Cette délégation des prestations à des tiers se vit pour le fils de Madame Musso en termes contractuels dans le cadre général d'un Etat-Providence. « C'est un service à développer, à renforcer. On n'a pas eu de difficultés à le mettre en place. Financièrement, c'est équitable, puisque ça dépend des revenus de la personne. Tout est centralisé au niveau de l'OSD, on a de bons contacts avec l'assistante sociale. Environ deux fois par an, on fait le point avec elle et le médecin traitant. C'est très important qu'il soit là. Un autre point important à rajouter, j'insiste, c'est la difficulté du contrôle du passage des aides familiales. Je sais que les tournées sont difficiles à organiser, mais pour la prise de médicament, par exemple, ce n'est pas assez régulier, et par rapport au traitement à prendre matin et soir, c'est souvent trop tard le matin et trop tôt le soir. Alors, les somnifères, par exemple, ne font pas du tout effet au bon moment…Et puis on ne sait pas vraiment ce qui est presté. Ça m'est arrivé de passer à 9h45 et de voir la fiche signée avec le départ à 10h. On est obligé de faire confiance. Je suis sûr que les filles font leurs heures et ne passent pas la journée au café, c'est certain, mais comment savoir si en rabotant par ci par là, le service ne facture pas plus de prestations ? Je sais que ce n'est pas facile, et, en ce qui concerne Maman, ça tourne, mais sur le principe, je trouve qu'il y a parfois des dérives, parce que ce qui est presté n'est pas ce qui a été convenu et n'est pas ce qui est facturé. Mais j'avoue que je n'‘ai pas d'idée sur ce qu'on pourrait faire. De temps en temps, j'attire l'attention du service là-dessus. Et puis la balle est dans leur camp, c'est à eux de recouper les informations. C'est vrai qu'une fois, j'avais signalé un souci, et quelques semaines après, on n'a plus revu la fille. Je suppose que je n'étais pas le seul… Une autre remarque aussi : les personnes comme Maman, elles n'aiment pas qu'on change les habitudes, elles sont attachées à des petits rituels. Quand l'aide familiale a son tablier quand elle sonne, Maman ouvre, sans problème. Mais certaines ne mettent pas leur uniforme, alors Maman n'ouvre pas. Je ne comprends pas pourquoi elles ne prennent pas cette simple habitude qui simplifie la vie ».

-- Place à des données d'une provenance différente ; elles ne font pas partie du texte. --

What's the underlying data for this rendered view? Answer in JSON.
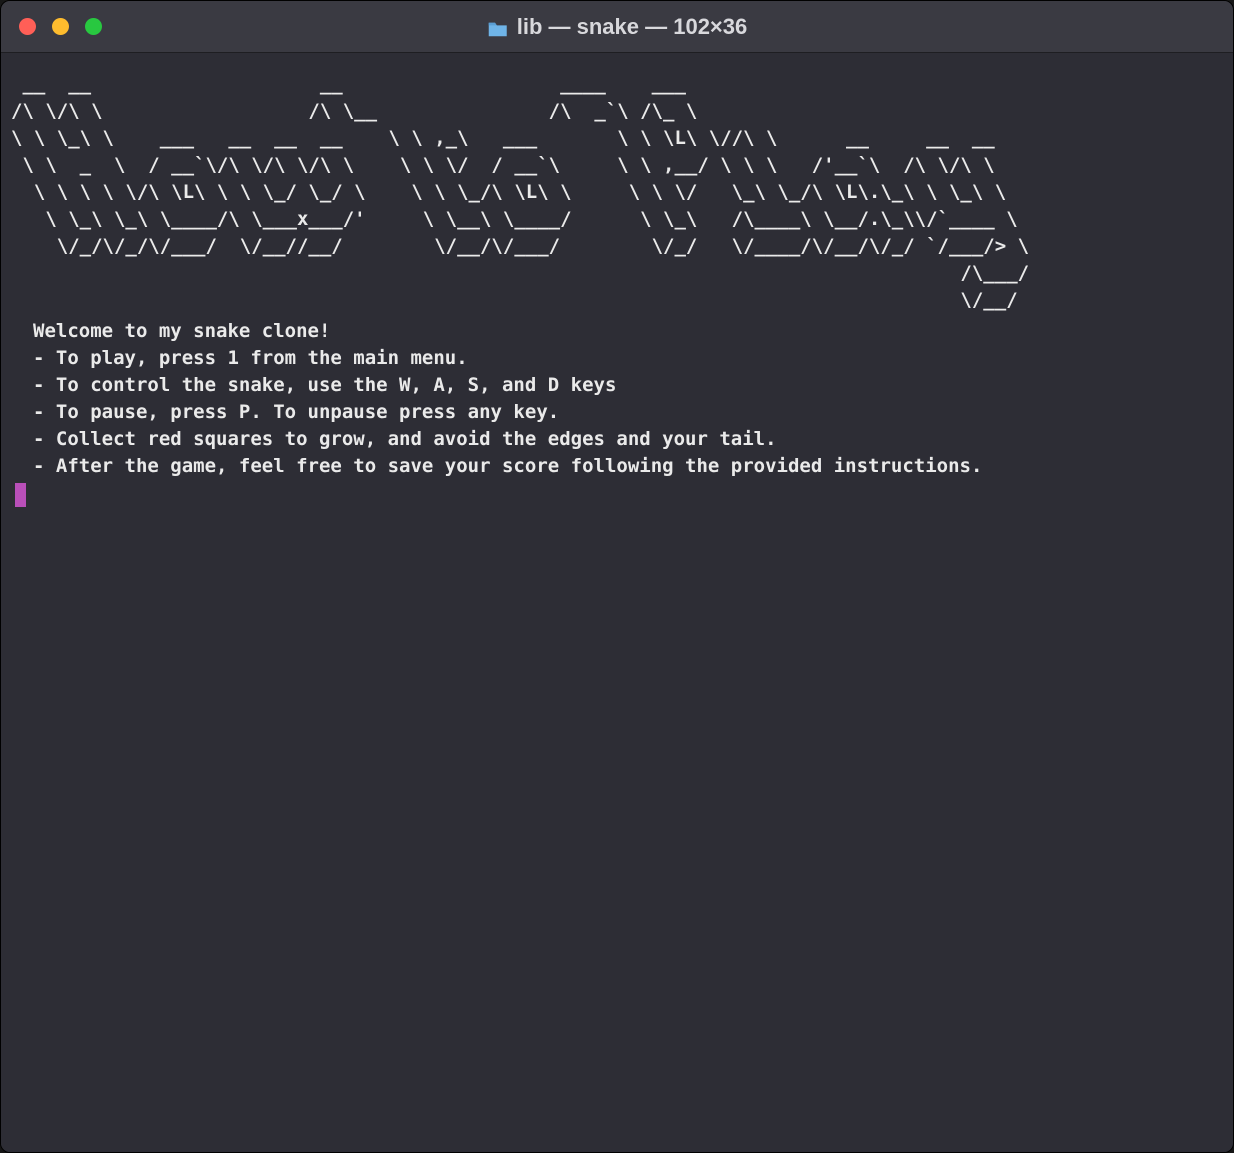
{
  "window": {
    "title": "lib — snake — 102×36"
  },
  "ascii_art": " __  __                    __                   ____    ___\n/\\ \\/\\ \\                  /\\ \\__               /\\  _`\\ /\\_ \\\n\\ \\ \\_\\ \\    ___   __  __  __    \\ \\ ,_\\   ___       \\ \\ \\L\\ \\//\\ \\      __     __  __\n \\ \\  _  \\  / __`\\/\\ \\/\\ \\/\\ \\    \\ \\ \\/  / __`\\     \\ \\ ,__/ \\ \\ \\   /'__`\\  /\\ \\/\\ \\\n  \\ \\ \\ \\ \\/\\ \\L\\ \\ \\ \\_/ \\_/ \\    \\ \\ \\_/\\ \\L\\ \\     \\ \\ \\/   \\_\\ \\_/\\ \\L\\.\\_\\ \\ \\_\\ \\\n   \\ \\_\\ \\_\\ \\____/\\ \\___x___/'     \\ \\__\\ \\____/      \\ \\_\\   /\\____\\ \\__/.\\_\\\\/`____ \\\n    \\/_/\\/_/\\/___/  \\/__//__/        \\/__/\\/___/        \\/_/   \\/____/\\/__/\\/_/ `/___/> \\\n                                                                                   /\\___/\n                                                                                   \\/__/",
  "instructions": {
    "welcome": "Welcome to my snake clone!",
    "lines": [
      "- To play, press 1 from the main menu.",
      "- To control the snake, use the W, A, S, and D keys",
      "- To pause, press P. To unpause press any key.",
      "- Collect red squares to grow, and avoid the edges and your tail.",
      "- After the game, feel free to save your score following the provided instructions."
    ]
  }
}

Lors de l'entretien que j'ai avec elle, j'interroge Annick, l'aide familiale de référence sur le partage des tâches entre la famille et les aides familiales : « Je trouve que ça se passe mieux quand c'est nous. En général, tiens, quand elle est énervée, tu peux être sûre que son fils vient de passer. Elle ne supporte pas qu'il fasse ses courses, par exemple. Ce qui lui va loin, c'est quand elle ne peut pas gérer ses affaires elle-même. Attention, c'est bien, il s'implique, il fait ce qu'il peut : l'autre jour, il y avait un problème de chauffage, il a insisté pour qu'elle vienne chez lui en attendant que ce soit réparé, il a beaucoup insisté, mais elle n'a jamais voulu. Le fils, ça lui tombe dur. Il a du mal à accepter la maladie de sa maman. Il ne sait pas toujours comment bien faire, ça lui fait mal aussi de voir comment elle le traite. L'autre fois, son fils était là, dans une autre pièce, elle le savait bien, et elle n'arrêtait pas : « C'est comme si je n'avais pas de fils, mon fils ne fait rien pour moi, etc. », au point que j'en étais gênée. Quand il est revenu, il a dit « vous voyez ce que c'est, je suis habitué », mais je voyais bien que ça le touchait énormément. Parfois, pour l'hygiène, il essaie de forcer. L'autre jour, il a crié dessus (mais bon, on ne sait pas faire autrement, vu qu'elle est sourde), il lui disait : « non, c'est pas vrai, tu ne te laves pas, tu pues, je n'oserais aller nulle part avec toi ! ».